The pay-TV landscape just keeps getting better as the 21st century matures, and the medium along with it. Shows like Enlightened on the knockout HBO roster prove that premium cable is thriving in both the broadcast and home theater markets.The focus is on an enigmatic, dynamic, yet seriously damaged female lead is the absorbing narrative focus of Enlightened.
Laura Dern plays Amy Jellicoe, a high-powered executive at a soulless high-tech consumer products corporation who has a high-end freak-out at work after the dissolution of a disastrous affair with her married boss.
The title and premise reveal themselves in nifty short order after this jarring prologue as Amy retreats to a specialized rehab facility in Hawaii, where she finds peace, tranquility, and a spiritual center that she brings back to her corporate world and the many stressors that are the result of Amy being Amy. The premiere episode packs a lot into 30 minutes, as does each subsequent installment by doling out backstory details about Amy’s life pre- and post-meltdown.
One of the triumphs of the absorbing mix of comedy and seriousness in Enlightened is the fact that its satirical core remains separate from its genuinely affecting character details and too-close-for-comfort observations about modern life. Though she appears to have made an honest change in her spiritual world, Amy is still deeply screwed up. The interactions that unfold with her family and coworkers continually try her newfound sense of well-being, illustrating that everyone’s grasp of reality is always tenuous and subjective regardless of any sense of personal enlightenment.
Amy’s snippets of narration play like a self-help regimen aimed directly at the viewers; her affirmations are not just for her own benefit, they’re also meant to bring us into the fold on her ongoing quest for illumination. “You can change,” she says to herself, “and you can be an agent of change.” Are you listening?
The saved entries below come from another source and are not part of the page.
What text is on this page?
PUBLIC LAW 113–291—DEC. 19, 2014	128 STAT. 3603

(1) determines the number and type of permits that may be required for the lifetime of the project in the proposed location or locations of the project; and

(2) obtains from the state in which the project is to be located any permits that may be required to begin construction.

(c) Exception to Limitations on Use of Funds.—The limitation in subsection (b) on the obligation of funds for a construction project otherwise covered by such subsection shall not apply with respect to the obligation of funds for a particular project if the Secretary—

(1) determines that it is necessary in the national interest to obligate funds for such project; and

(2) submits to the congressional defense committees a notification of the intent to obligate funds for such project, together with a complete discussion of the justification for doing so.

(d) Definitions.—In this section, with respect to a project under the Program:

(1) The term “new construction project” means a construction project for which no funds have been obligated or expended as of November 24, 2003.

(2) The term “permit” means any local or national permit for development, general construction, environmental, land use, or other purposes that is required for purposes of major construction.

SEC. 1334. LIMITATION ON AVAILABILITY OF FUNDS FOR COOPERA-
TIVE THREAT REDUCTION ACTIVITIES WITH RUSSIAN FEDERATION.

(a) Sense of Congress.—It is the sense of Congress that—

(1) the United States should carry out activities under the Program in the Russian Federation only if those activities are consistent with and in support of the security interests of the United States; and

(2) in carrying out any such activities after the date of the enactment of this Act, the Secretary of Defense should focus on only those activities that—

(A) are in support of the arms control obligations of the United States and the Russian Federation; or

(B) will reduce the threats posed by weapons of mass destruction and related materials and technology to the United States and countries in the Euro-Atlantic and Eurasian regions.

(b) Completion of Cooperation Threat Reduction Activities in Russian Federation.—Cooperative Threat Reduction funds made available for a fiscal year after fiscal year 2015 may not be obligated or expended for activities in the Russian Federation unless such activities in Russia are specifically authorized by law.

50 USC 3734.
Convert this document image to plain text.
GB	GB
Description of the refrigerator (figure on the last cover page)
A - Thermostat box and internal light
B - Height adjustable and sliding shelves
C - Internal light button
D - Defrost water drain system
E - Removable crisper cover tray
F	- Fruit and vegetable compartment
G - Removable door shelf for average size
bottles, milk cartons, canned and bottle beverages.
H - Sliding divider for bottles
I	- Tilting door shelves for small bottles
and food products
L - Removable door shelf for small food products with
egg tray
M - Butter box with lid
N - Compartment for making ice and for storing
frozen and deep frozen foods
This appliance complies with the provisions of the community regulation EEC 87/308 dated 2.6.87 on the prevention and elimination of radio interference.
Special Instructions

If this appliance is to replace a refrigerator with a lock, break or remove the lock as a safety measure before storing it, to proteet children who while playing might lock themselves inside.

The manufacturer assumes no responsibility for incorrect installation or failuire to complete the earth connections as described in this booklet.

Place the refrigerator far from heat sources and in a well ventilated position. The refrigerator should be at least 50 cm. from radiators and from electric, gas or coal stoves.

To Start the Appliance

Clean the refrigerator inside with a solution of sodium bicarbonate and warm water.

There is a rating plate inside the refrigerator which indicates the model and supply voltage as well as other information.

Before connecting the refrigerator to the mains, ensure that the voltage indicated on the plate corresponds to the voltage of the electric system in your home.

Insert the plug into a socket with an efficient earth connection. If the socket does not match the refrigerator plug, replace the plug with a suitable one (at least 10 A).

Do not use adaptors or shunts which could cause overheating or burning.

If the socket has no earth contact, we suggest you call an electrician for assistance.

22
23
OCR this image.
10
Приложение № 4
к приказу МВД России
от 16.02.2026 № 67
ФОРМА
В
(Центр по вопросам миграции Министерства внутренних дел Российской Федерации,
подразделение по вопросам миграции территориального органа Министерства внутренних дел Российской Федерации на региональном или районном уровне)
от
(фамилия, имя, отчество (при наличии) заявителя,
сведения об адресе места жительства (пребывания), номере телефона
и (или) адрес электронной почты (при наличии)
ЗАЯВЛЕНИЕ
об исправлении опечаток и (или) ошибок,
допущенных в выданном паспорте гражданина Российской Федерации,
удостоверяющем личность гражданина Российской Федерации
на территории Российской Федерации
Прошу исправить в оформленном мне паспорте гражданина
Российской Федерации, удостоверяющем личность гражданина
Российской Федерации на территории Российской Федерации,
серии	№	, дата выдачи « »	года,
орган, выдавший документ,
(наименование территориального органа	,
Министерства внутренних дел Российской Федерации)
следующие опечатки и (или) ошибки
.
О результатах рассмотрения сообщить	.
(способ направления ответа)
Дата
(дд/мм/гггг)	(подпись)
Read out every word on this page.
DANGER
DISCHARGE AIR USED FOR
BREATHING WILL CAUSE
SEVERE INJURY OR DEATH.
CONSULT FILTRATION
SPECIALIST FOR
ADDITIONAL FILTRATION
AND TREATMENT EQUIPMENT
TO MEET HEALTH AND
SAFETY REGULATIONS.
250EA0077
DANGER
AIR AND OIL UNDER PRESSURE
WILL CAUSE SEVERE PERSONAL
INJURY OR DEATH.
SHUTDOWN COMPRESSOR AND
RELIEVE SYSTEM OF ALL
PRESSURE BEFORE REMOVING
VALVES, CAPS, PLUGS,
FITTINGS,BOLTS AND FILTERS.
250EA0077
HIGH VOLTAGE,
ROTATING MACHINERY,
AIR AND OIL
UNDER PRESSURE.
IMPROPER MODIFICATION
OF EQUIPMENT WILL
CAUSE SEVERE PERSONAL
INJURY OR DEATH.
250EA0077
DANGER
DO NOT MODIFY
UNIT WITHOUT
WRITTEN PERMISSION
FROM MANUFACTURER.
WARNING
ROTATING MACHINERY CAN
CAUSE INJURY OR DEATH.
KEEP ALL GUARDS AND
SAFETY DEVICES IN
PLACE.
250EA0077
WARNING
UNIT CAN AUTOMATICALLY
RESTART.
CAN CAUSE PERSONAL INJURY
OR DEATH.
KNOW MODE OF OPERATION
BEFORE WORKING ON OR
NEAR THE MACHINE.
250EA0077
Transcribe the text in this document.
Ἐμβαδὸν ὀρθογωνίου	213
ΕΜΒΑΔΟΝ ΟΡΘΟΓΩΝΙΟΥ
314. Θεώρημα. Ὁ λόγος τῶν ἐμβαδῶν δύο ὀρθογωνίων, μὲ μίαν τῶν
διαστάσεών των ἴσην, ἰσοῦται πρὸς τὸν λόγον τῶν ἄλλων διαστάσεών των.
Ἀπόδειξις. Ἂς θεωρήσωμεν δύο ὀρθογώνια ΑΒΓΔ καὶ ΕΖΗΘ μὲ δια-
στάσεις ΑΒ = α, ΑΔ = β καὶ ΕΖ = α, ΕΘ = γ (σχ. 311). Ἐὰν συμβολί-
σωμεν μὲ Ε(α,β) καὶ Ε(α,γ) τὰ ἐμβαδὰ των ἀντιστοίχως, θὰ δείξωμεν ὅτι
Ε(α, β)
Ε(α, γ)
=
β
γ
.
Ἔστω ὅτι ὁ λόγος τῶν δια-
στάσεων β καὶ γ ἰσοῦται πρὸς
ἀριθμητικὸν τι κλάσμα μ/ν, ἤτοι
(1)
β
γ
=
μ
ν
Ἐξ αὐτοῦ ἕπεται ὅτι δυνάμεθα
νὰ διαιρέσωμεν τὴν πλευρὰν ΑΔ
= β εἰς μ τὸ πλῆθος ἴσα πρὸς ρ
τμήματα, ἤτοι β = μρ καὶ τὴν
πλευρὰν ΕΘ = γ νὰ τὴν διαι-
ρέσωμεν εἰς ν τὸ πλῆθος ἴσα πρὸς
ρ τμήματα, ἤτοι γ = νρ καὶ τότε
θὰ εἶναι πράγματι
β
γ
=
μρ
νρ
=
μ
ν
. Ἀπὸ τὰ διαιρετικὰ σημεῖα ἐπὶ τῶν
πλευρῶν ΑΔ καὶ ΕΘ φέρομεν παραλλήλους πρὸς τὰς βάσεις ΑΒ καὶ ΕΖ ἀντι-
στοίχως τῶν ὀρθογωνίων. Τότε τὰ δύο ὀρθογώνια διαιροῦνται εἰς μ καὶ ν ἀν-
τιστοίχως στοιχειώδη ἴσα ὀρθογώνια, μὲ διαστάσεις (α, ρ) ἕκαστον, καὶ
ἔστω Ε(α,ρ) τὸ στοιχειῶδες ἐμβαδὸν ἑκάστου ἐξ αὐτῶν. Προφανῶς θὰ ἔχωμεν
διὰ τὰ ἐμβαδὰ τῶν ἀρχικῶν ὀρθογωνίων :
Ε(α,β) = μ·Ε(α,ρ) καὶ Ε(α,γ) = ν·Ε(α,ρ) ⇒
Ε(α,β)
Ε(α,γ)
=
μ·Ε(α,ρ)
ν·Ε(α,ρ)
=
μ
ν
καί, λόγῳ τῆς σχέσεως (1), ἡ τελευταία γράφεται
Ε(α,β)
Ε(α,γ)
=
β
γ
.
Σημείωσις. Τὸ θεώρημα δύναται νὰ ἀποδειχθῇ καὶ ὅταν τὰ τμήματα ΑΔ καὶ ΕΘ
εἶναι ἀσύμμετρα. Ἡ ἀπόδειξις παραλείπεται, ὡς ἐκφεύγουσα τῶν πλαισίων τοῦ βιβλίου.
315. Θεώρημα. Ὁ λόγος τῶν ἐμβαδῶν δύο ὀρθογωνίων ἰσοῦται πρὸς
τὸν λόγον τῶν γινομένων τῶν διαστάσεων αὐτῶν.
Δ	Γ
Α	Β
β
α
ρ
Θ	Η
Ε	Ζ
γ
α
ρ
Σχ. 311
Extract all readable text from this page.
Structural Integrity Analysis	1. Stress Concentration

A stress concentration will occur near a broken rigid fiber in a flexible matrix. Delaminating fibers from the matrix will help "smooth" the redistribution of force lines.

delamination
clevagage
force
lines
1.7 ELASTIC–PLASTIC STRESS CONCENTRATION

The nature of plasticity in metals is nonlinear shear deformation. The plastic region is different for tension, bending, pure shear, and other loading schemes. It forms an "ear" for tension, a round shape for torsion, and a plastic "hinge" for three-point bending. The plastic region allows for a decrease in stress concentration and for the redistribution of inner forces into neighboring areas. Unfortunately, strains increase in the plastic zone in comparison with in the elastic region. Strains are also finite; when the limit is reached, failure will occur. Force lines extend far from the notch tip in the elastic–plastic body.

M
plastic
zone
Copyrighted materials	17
Enlightened was developed (along with Dern) and written by Mike White, who also plays one of Amy’s coworkers, Tyler, a marginally creepy, socially challenged misfit she gets stuck with in the bowels of a corporate IT hellhole.
White’s off-kilter sensibility is at its peak in Enlightened, which is restricted and enhanced by the concision of its format and the pithy fine points of plot that are simultaneously amusing, disturbing, and spot-on in their observational tone. The cast also includes Diane Ladd as Helen, Amy’s mother (Dern’s too), who’s bewildered and more than a little exasperated when Amy moves in with her ready to heal something that Helen wants to stay broken.
Luke Wilson plays Amy’s ex-husband Levi, a man-child in love with drugs who Amy also wants to help by providing healing that he doesn’t really want. All of these people and the many other characters in Amy’s life that the show deftly introduces and weaves into its dramatic structure mostly keep their own counsel—just like people in the real world do.
But when they talk it’s important to listen closely. The 10 brisk episodes continue to reveal more about them all as the web of Amy’s connections and the roots of her psychic vision quest unravels. Enlightened is the kind of show that requires active viewing and demands that attention be paid in order to get up to speed with its conceptual center. But once hooked, nirvana in the form of a half-hour TV show is not far behind.
Character to watch: Laura Dern as Amy Jellicoe.
Journal your answers to the following questions after you watch the series.
- How does this particular character’s journey compare with yours?
- Did the character develop certain characteristics during the movie that you have or that you would like to have? If so, what are those characteristics?
- What obstacles did this character face? What was his or her biggest challenge?
- What would you have done differently if you had been in the same position as the character?
- Is this character the type of person you would be friends with? Why or why not?